I'm Ryan, a newbie that just pick up this hobby 3 months ago. I have setup a planted tank and i intend to keep shrimps mostly. So my tank setup is basically only shrimp + plants.

Right now i have 12 amanos shrimp, 20 cherry shrimps, 5 tiger shrimps. I do not feed them for the past 3 months and all seem to survive. yay 

Recently i add in 2 CRS and red nose shrimp..

Seeing that my shrimp community is increasing, do i actually need to feed them with shrimp food?

I dont intend to breed.

Sorry for opening a new thread as i cant find one that particularly talk on feeding shrimp.

thanks guys.


----------



## James He (Aug 24, 2009)

Try Hikari Crab Cuisine and boiled vegetable (squash or spinach).

If you can't find Crab Cuisine then HBC Crab & Lobster Bites is good alternative.

James


----------



## shakiraa (Oct 10, 2009)

James He said:


> Try Hikari Crab Cuisine and boiled vegetable (squash or spinach).
> 
> If you can't find Crab Cuisine then HBC Crab & Lobster Bites is good alternative.
> 
> James


Hi James, thanks for the recommendation. but i want to know do i actually need to feed them?
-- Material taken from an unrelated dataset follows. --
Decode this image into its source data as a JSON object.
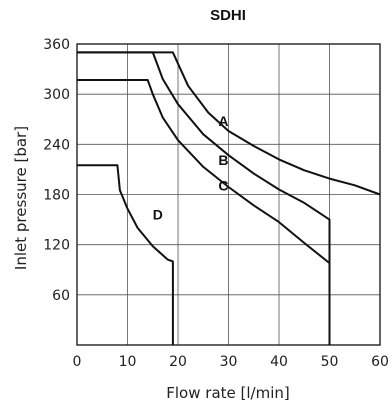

or let them search for "food" in my planted tank. thx


----------



## paleopaque (Jun 23, 2009)

hi shakiraa, that probably depends on whether or not you will have enough decaying plant matter, biofilm, and algae to sustain their needs. it is probably a good idea to throw something in there occasionally like fish flake or boiled spinach like james said if you don't want to buy shrimp-specific food. at some point they may run out of food and when they're dead it'll be too late to add the food imho


----------



## James He (Aug 24, 2009)

shakiraa said:


> Hi James, thanks for the recommendation. but i want to know do i actually need to feed them?
> 
> or let them search for "food" in my planted tank. thx


Ok, you can check their intestinal tracts, the male with less color, you can see it. It would be dark color.
If you have algae in your tank, you don't need to feed them.

But I still through one or two bites of crab cuisine every once in a while. to give them some treat for the micro elements which may be missing from the tank. It's no harm, just don't over fed them.

James


----------



## shakiraa (Oct 10, 2009)

thanks guys. raelly appreciate ur advice. already bought some shrimp food yesterday will feed them once every 3 days now


----------